Nie mam gdzie i do kogo.
– Masz. Masz mnie i mamę.
– Och, tak bardzo będę za wami
tęsknić.
Otarła łzy i
wsiadła do auta. Machała im na pożegnanie. Kiedy dotarli do miasta, Ola z
Dagmarą udały się do mieszkania i zajęły swoje pokoje. Aleksandra rozpakował
swoje rzeczy i zjadła razem z przyjaciółką pierwszy obiad w nowym miejscu. Po
nim, dziewczyny udały się na spacer po okolicy.
***
Kobieta
wyszła spod prysznica i otarła swoje ciało. W lustro zobaczyła nieszczęśliwą
osobę, potrzebującą miłości i zrozumienia. Karol nie był tą osobą, która
mogłaby jej to dać. Pragnęła kogoś innego. Owinęła się ręcznikiem i wyszła.
Mężczyzna nalał jej wina i podał kieliszek.
– Dziękuję bardzo. – uśmiechnęła się.
– Chcę wznieść toast za tak cudowną
chwilę, którą dzisiaj przeżyłem. – przysunął krzesło i usiadł obok niej.
– I przeżyjesz ich więcej. – stuknęła
kieliszek o jego. Przybliżył się do niej i pocałował namiętnie.
– Jakiem mam szczęście, że spotkałem
taką kobietę jak ty.
– Ogromne. – burknęła pod nosem.
Natknęła na widelec sałatkę i podała Karolowi.

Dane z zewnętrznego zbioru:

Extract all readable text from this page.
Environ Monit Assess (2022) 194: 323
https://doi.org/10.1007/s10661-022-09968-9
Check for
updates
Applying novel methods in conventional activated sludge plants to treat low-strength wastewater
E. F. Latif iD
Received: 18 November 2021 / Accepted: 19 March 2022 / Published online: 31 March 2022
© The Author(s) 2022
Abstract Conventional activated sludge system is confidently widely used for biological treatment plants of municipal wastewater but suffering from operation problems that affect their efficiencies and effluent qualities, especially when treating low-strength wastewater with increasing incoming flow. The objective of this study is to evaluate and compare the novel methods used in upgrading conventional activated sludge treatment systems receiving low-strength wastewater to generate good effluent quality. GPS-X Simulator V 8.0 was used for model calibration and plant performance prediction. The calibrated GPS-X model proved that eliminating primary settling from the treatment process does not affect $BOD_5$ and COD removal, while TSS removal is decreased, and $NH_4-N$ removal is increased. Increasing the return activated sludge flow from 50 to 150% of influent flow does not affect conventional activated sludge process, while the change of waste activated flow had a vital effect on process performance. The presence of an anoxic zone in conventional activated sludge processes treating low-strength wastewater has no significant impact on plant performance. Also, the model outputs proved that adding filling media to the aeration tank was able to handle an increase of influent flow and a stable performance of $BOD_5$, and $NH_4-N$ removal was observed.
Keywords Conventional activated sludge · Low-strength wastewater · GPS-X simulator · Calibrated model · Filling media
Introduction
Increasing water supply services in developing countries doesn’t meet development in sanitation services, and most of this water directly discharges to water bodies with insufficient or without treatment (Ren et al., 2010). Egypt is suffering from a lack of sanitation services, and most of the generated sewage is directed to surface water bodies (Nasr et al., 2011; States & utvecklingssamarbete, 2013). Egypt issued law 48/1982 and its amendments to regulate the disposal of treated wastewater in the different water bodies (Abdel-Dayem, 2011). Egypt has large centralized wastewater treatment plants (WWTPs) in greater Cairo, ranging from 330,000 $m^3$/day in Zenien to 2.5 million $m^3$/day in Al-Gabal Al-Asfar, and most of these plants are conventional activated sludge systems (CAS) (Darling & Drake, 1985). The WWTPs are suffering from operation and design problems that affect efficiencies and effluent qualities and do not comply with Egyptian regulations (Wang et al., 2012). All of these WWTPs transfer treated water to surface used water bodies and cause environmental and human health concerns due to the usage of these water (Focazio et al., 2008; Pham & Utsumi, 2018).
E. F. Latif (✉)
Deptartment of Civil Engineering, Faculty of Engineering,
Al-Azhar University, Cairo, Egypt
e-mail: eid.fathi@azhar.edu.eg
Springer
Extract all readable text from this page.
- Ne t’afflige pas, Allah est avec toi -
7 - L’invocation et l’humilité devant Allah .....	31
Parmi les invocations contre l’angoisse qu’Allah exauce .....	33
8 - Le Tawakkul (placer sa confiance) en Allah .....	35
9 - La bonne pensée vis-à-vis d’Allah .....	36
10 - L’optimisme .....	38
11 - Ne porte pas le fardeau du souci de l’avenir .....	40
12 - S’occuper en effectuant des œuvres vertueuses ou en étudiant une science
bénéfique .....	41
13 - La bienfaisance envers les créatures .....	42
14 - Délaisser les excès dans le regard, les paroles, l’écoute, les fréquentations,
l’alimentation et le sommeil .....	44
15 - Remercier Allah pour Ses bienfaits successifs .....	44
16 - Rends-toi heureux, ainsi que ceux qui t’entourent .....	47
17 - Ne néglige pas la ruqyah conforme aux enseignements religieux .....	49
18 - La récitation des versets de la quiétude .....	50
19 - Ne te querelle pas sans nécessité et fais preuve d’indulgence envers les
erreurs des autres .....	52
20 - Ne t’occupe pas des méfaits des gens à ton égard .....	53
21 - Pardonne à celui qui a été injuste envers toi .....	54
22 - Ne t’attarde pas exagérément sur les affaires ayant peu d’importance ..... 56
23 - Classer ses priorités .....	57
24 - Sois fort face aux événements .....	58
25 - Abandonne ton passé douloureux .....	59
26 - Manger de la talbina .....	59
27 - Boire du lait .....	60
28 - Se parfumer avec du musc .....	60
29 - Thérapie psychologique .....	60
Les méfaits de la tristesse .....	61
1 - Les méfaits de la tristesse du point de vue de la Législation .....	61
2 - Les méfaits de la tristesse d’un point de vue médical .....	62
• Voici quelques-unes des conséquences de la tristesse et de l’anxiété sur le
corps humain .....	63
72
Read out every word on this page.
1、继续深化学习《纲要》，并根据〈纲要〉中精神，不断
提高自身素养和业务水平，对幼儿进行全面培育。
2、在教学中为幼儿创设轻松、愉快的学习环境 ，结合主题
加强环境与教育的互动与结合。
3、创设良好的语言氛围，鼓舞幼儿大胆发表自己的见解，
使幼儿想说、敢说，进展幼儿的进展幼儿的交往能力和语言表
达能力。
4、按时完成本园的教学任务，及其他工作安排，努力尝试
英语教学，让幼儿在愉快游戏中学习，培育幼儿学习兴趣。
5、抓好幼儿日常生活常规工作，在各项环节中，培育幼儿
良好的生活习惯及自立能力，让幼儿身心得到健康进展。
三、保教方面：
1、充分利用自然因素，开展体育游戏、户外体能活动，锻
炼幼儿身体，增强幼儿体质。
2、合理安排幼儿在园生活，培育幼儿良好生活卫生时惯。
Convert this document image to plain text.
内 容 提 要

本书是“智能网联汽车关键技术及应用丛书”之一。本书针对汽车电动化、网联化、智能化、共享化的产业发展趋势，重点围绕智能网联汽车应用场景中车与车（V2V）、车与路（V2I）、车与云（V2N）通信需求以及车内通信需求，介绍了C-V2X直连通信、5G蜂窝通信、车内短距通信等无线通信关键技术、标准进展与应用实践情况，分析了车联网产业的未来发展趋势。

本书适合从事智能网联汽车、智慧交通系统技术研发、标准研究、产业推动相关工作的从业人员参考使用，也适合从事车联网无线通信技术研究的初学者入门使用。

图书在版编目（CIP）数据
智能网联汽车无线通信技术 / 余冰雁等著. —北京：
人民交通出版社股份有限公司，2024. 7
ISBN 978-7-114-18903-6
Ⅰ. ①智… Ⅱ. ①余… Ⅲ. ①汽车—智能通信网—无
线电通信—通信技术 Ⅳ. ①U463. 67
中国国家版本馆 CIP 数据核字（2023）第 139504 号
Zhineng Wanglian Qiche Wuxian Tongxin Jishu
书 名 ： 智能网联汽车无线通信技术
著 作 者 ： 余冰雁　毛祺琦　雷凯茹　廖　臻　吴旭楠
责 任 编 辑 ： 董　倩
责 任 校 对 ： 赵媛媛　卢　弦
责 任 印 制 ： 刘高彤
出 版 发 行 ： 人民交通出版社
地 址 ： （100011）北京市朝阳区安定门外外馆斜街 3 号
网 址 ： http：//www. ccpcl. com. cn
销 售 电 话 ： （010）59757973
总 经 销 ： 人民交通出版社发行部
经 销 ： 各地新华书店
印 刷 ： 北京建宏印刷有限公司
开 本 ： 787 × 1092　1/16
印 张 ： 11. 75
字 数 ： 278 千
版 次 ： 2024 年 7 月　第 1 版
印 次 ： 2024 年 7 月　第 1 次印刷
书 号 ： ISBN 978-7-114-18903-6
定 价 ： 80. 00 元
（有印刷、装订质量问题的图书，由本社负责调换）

– Mmm… – zbliżył głowę do jej szyi i
zaczął delikatnie ją kąsać.
– Karol… – rozbawił swoim gestem
dziewczynę. – Przestań! Nie rób! – śmiała się, a mężczyzna nie przestawał.
– Cud, miód, malinka!
Ich usta
złączyły się. Pocałunek był mocny i namiętny. Kiedy oderwali się od siebie,
Karol wziął ją na ręce i zaniósł do sypialni. Zdarł z niej ręcznik i położył na
łóżko.
– Teraz to ty jesteś moja! – położył
się koło niej.
W głuchej
ciszy, rozległy się odgłosy rozkoszy i namiętności. Obydwoje ponownie wybuchli
jękiem pożądania. Mężczyzna ułożył się obok swojej kochanki, przygarniając ją
do siebie i wtulając się w jej włosy. Czuł jej wspaniały zapach zmieszany razem
z zapachem ich wspólnej namiętności.